I am having more trouble now than you are accomplishing this life-affirming goal. I do not always understand what is going on around me, why others are doing this or that to me or with me, what happens next, what happens after that.
However, if I want to stay centered in the present. I want to fully experience your love, the world today, and I need your support more than ever to live in this moment. The unintended consequences of many loving and compassionate acts from many loving and compassionate individuals is to disable me from being myself Many still want, try, wish that I would retransform into who I was.

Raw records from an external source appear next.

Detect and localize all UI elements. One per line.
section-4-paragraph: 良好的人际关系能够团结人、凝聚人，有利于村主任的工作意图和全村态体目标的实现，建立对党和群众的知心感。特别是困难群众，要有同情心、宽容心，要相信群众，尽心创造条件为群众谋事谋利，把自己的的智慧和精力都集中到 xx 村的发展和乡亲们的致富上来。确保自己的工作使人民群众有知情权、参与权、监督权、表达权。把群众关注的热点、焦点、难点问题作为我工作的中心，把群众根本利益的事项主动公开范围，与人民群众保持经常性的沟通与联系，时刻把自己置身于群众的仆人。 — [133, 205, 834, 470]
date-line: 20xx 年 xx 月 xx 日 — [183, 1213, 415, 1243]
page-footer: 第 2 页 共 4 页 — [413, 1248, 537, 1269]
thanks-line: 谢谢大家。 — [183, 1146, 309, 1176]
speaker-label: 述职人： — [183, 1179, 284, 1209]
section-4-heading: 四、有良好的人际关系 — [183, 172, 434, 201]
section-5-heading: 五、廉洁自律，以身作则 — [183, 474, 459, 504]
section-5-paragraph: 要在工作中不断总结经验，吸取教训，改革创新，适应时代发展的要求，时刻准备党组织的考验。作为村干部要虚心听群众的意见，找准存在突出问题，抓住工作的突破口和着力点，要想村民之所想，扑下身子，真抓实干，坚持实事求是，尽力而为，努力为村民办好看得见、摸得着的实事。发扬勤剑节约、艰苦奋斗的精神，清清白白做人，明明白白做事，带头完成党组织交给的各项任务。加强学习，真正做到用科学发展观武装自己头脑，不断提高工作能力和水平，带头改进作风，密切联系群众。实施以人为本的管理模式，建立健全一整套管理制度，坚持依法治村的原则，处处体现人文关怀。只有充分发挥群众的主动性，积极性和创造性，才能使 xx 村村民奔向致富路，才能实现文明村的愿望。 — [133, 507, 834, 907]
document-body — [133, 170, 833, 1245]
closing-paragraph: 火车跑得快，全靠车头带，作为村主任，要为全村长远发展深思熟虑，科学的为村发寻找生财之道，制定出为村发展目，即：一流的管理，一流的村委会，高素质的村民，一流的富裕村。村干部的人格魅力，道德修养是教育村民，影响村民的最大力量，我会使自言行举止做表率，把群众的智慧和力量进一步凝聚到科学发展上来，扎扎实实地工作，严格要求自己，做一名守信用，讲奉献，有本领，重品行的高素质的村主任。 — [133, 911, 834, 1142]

I am me, and while I’m not always as good at explaining that to you, while my disease may inexpiably change the me I was yesterday or even a moment ago, I am still a whole and complete ME. I may be more agitated, I may be silent for longer periods of time, I may be more difficult to understand, but I am sure you can understand my need to understand I am still me. I am still an adult worthy of and a recipient of your on continuing love. I am still worthy of, I still want to be a recipient of your forgiveness and love.
I am lonely, sometimes for who I was, sometimes because I am losing the ability to understand myself. Nevertheless, I am to the end in need of a sense of presence of myself and what is going on around me. Help me break down the barriers the diseases of dementia place around my mind and my heart.

You can witness to and share your love with me. My heart still hungers to feel love. I still want and need to give my love to a world that I just don’t understand like I did prior to developing this awful disease. You can listen and learn who I am today. It is good to know who I was yesterday and in years past, but what really counts for me is to first, last, and always know who I am today. I want to better know that, and I need your help to understand and achieve that feeling and knowledge.
You can share with me your joy in knowing that you are loved, and you can bring joy into my life by loving me. You can help me communicate my own joy of living. You can help me understand how to forgive others and myself. You can support my efforts to live in the moment, this moment, today, the here and now.
In addition, even as I near the apparent end of my struggle with this disease you can treat me each moment as a whole person.
Am I, or will I ever be half-empty or half full? That is the wrong question to ask. That is the wrong way to view me. That is the wrong way to treat me. I am you, only I am a different you. I still need, want, and deserve a sense of today, a sense of dignity, the right to be treated in a truthful and straightforward manner, the right to my personal privacy.
I do not claim to know what it is like to live with one of the disease of dementia in the minds of everyone. I only speak for myself. But will you please take time to ask yourself, and most especially to ask others who are wearing shoes similar to mine if there is in their minds and hearts truth in these words.
If you find these words apply to individuals you know, please, please, every time you meet them say “hello” and not good-bye.